Jika Vaksin Covid-19 Belum Halal Tetap Bisa Digunakan Secara Darurat
ASKARA - Pemerintah melibatkan Majelis Ulama Indonesia untuk standarisasi produk vaksin yang akan beredar nanti.
"Saya sudah minta dilibatkan dari awal. Dari perencanaan, pengadaan vaksin kemudian pertimbangan kehalalan vaksin," kata Wakil Presiden KH Ma'ruf Amin dalam keterangan virtual, Jumat (16/10).
MUI juga akan terus terlibat dalam sosialisasi kepada masyarakat dalam rangka vaksinasi. Bahkan ketika awal Covid-19 melanda Indonesia, MUI telah membantu pemerintah.
"Saya kira MUI sudah terlibat sejak awal dan beberapa kali pertemuan sudah ikut dilibatkan," kata Kiai Ma'ruf.
Mengenai standarisasi vaksin jika suatu ketika ternyata belum ada yang halal maka bisa digunakan secara darurat. Tetapi dengan penetapan oleh MUI.
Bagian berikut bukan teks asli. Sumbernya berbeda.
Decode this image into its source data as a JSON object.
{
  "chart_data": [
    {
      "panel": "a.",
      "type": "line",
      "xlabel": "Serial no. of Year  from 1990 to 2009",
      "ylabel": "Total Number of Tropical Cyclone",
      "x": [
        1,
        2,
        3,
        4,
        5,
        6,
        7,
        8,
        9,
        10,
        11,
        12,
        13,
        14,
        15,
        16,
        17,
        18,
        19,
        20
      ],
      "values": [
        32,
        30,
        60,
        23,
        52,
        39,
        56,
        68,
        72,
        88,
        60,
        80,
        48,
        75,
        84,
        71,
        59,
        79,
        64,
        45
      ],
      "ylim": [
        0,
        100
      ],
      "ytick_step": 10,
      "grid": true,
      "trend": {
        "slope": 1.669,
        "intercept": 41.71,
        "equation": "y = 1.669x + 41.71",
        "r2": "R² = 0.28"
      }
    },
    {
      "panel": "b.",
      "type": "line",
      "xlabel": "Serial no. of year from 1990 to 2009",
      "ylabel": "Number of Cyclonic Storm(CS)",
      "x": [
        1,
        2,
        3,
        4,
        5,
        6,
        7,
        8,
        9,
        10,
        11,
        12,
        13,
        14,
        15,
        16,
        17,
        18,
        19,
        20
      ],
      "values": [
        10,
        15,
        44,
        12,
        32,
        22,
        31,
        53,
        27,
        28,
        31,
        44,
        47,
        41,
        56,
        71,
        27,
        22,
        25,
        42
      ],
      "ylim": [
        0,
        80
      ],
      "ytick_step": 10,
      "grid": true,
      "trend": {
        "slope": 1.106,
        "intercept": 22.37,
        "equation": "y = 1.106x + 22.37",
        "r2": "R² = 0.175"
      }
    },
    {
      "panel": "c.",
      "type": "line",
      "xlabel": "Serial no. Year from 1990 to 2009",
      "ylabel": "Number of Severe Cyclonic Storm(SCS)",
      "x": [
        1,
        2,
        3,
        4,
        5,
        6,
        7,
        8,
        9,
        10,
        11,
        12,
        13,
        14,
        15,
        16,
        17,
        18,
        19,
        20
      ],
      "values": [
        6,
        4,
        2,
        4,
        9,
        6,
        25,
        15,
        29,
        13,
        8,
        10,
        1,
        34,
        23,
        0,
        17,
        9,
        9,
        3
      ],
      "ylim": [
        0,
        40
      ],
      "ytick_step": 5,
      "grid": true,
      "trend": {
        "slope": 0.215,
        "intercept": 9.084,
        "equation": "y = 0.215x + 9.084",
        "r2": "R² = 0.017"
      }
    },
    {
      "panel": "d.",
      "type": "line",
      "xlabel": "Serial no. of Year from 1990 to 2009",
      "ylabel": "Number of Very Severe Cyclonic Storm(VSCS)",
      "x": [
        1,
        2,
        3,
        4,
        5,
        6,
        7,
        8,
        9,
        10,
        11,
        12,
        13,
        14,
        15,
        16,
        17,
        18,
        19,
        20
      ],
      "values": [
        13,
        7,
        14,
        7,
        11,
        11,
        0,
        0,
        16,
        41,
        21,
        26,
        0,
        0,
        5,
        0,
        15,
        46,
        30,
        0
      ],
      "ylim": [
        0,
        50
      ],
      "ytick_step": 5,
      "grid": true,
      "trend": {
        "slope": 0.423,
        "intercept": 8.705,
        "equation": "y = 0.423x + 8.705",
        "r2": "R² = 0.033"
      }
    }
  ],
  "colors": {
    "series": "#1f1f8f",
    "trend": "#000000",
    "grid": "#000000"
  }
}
"Bahwa iya ini boleh digunakan karena keadaannya darurat. Itu harus ada ketetapan yang dikeluarkan oleh MUI," ujar Kiai Ma'ruf.
Dia menceritakan, hal itu pernah terjadi ketika vaksin meningitis belum mendapatkan sertifikasi halal pada tahun 2010. Kala itu, MUI menetapkan keputusan haram terhadap vaksin meningitis buatan Glaxo Smith Kline dari Belgia.
"Seperti meningitis itu ternyata belum ada yang halal. Tetapi kalau itu tidak ada atau kalau tidak digunakan vaksin akan timbul kebahayaan akan timbulkan penyakit berkepanjangan maka bisa digunakan secara darurat," jelas Kiai Ma'ruf.
Tentu ketika dilakukan sertifikasi oleh MUI bahwa vaksin Covid-19 dinyatakan halal maka hal itu tidak akan menimbulkan persoalan.
"Apabila itu halal, itu tidak akan menjadi masalah. Tetapi harus ada sertifikatnya oleh lembaga yang memiliki otoritas dalam hal ini MUI," kata Kiai Ma'ruf.
Perwakilan MUI juga akan ikut bersama tim dari pemerintah ke Tiongkok untuk melakukan audit kehalalan vaksin Covid-19 buatan Sinovac.